By Verne Kopytoff
Updated: March 21, 2018 8:45 PM ET | Originally published: March 22, 2018

A self-driving car involved in a fatal accident in Tempe, Ariz. earlier this week failed to swerve or slow down in the moments before hitting a pedestrian crossing the road, according to a newly released videotape.

The video, taken from a camera aboard the Uber autonomous vehicle and released by the Tempe police on Wednesday, appears to show the car directly hitting the woman pushing a bike across the road. A separate video taken from a different camera shows the safety operator behind the car’s steering wheel and who is supposed to take over when the car’s computer is unable to properly navigate, was looking down until the final seconds before the crash.

The accident, the believed to be the first fatal collision between a self-driving car and a pedestrian, prompted Uber to suspend testing of its self-driving cars. It also raised new questions about the safety of autonomous vehicles, which are often pitched as being safer alternatives to conventional cars.

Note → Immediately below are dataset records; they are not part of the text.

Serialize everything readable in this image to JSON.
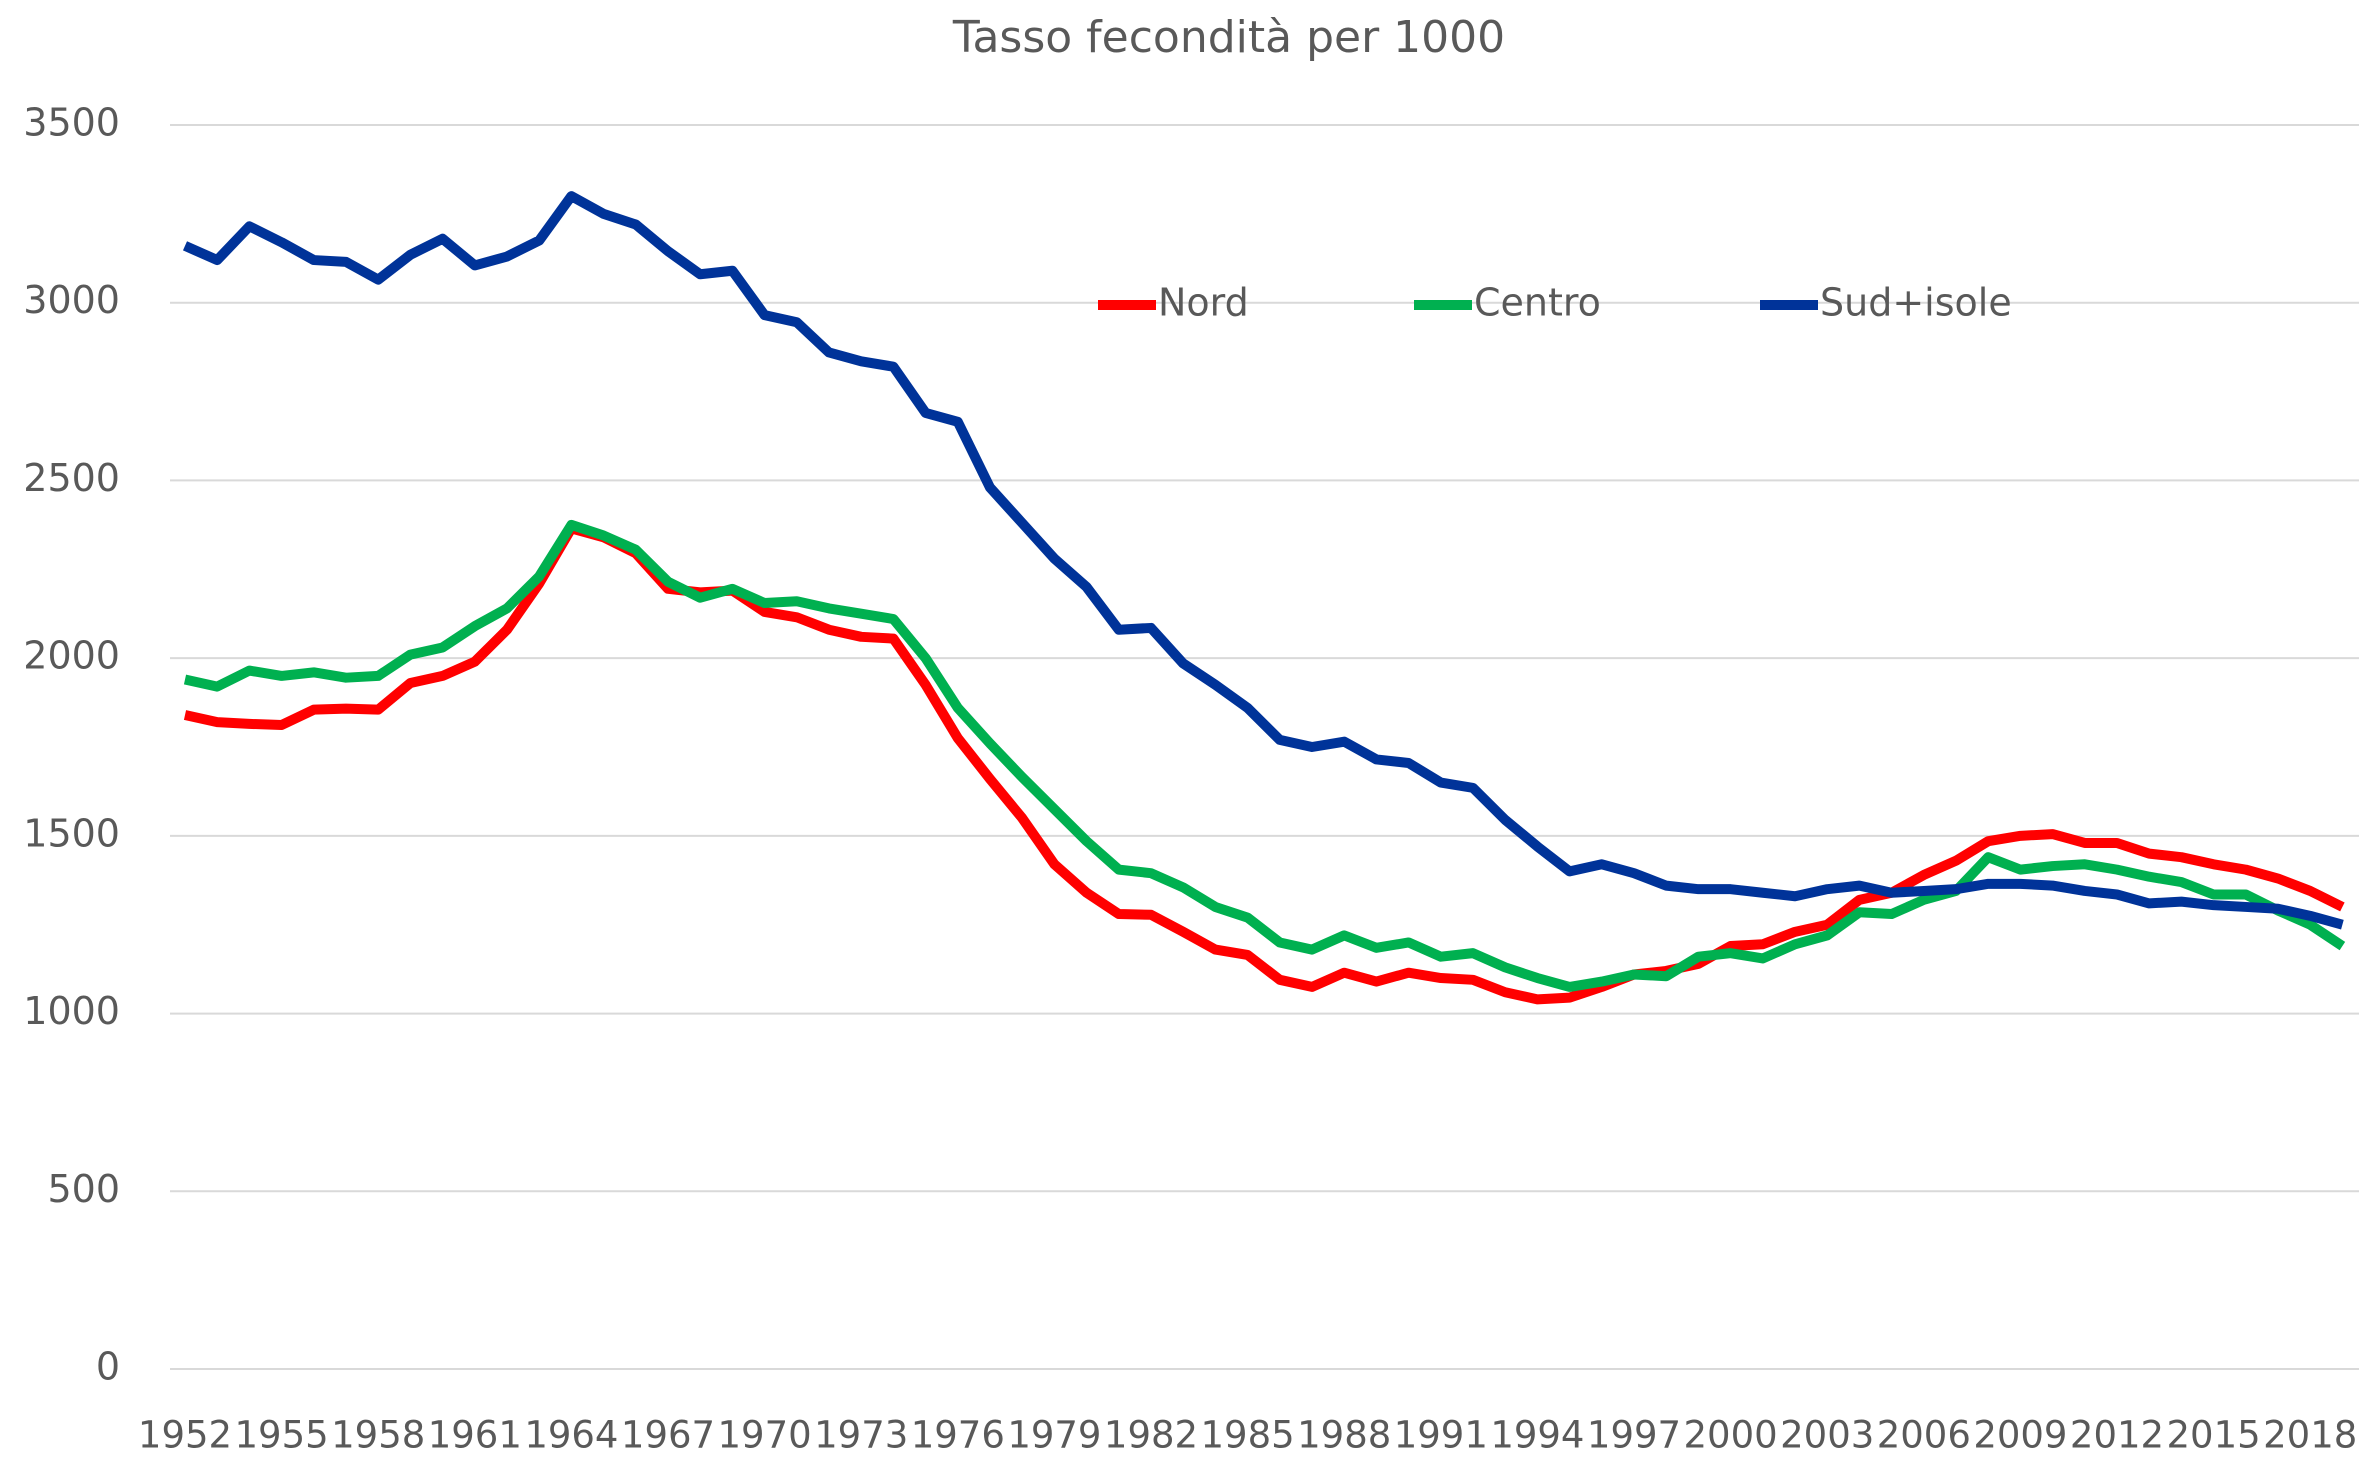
{
  "chart_data": {
    "type": "line",
    "title": "Tasso fecondità per 1000",
    "categories": [
      "1952",
      null,
      null,
      "1955",
      null,
      null,
      "1958",
      null,
      null,
      "1961",
      null,
      null,
      "1964",
      null,
      null,
      "1967",
      null,
      null,
      "1970",
      null,
      null,
      "1973",
      null,
      null,
      "1976",
      null,
      null,
      "1979",
      null,
      null,
      "1982",
      null,
      null,
      "1985",
      null,
      null,
      "1988",
      null,
      null,
      "1991",
      null,
      null,
      "1994",
      null,
      null,
      "1997",
      null,
      null,
      "2000",
      null,
      null,
      "2003",
      null,
      null,
      "2006",
      null,
      null,
      "2009",
      null,
      null,
      "2012",
      null,
      null,
      "2015",
      null,
      null,
      "2018",
      null
    ],
    "series": [
      {
        "name": "Nord",
        "color": "#ff0000",
        "values": [
          1840,
          1820,
          1815,
          1812,
          1855,
          1858,
          1855,
          1930,
          1950,
          1990,
          2080,
          2210,
          2365,
          2340,
          2295,
          2195,
          2185,
          2190,
          2130,
          2115,
          2080,
          2060,
          2055,
          1925,
          1775,
          1660,
          1550,
          1420,
          1340,
          1280,
          1278,
          1230,
          1180,
          1165,
          1095,
          1075,
          1115,
          1090,
          1115,
          1100,
          1095,
          1060,
          1040,
          1045,
          1075,
          1110,
          1120,
          1140,
          1190,
          1195,
          1230,
          1250,
          1320,
          1340,
          1390,
          1430,
          1485,
          1500,
          1505,
          1480,
          1480,
          1450,
          1440,
          1420,
          1405,
          1380,
          1345,
          1300
        ]
      },
      {
        "name": "Centro",
        "color": "#00b050",
        "values": [
          1940,
          1920,
          1965,
          1950,
          1960,
          1945,
          1950,
          2010,
          2030,
          2090,
          2140,
          2230,
          2375,
          2345,
          2305,
          2215,
          2170,
          2195,
          2155,
          2160,
          2140,
          2125,
          2110,
          2000,
          1860,
          1760,
          1665,
          1575,
          1485,
          1405,
          1395,
          1355,
          1300,
          1270,
          1200,
          1180,
          1220,
          1185,
          1200,
          1160,
          1170,
          1130,
          1100,
          1075,
          1090,
          1110,
          1105,
          1160,
          1170,
          1155,
          1195,
          1220,
          1285,
          1280,
          1320,
          1345,
          1440,
          1405,
          1415,
          1420,
          1405,
          1385,
          1370,
          1335,
          1335,
          1290,
          1250,
          1190
        ]
      },
      {
        "name": "Sud+isole",
        "color": "#003399",
        "values": [
          3160,
          3120,
          3215,
          3170,
          3120,
          3115,
          3065,
          3135,
          3180,
          3105,
          3130,
          3175,
          3300,
          3250,
          3220,
          3145,
          3080,
          3090,
          2965,
          2945,
          2860,
          2835,
          2820,
          2690,
          2665,
          2480,
          2380,
          2280,
          2200,
          2080,
          2085,
          1985,
          1925,
          1860,
          1770,
          1750,
          1765,
          1715,
          1705,
          1650,
          1635,
          1545,
          1470,
          1400,
          1420,
          1395,
          1360,
          1350,
          1350,
          1340,
          1330,
          1350,
          1360,
          1340,
          1345,
          1350,
          1365,
          1365,
          1360,
          1345,
          1335,
          1310,
          1315,
          1305,
          1300,
          1295,
          1275,
          1250
        ]
      }
    ],
    "ylim": [
      0,
      3500
    ],
    "yticks": [
      0,
      500,
      1000,
      1500,
      2000,
      2500,
      3000,
      3500
    ],
    "grid": true,
    "legend": "top"
  }
}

(The videos released by the Tempe police are below. They include graphic footage)

Tempe police, who are investigating the accident alongside the National Transportation Safety Board, hasn’t reached any conclusions about responsibility for the crash or whether the car’s LIDAR, or sensing technology had picked up on the pedestrian’s presence. But police have said that the collision, which killed Elaine Herzberg, a 49-year old, was likely unavoidable.

However, the video raises new questions about the Tempe Police Chief Sylvia Moir characterization to the San Francisco Chronicle that the victim had darted out in traffic. “The driver said it was like a flash, the person walked out in front of them,” the police chief said. In fact, the pedestrian appears to be in the middle of the road when hit at around 10 pm.

In a statement, Uber said: “The video is disturbing and heartbreaking to watch, and our thoughts continue to be with Elaine’s loved ones. Our cars remain grounded, and we’re assisting local, state and federal authorities in any way we can.”

Update: This article was updated from the original with a statement from Uber.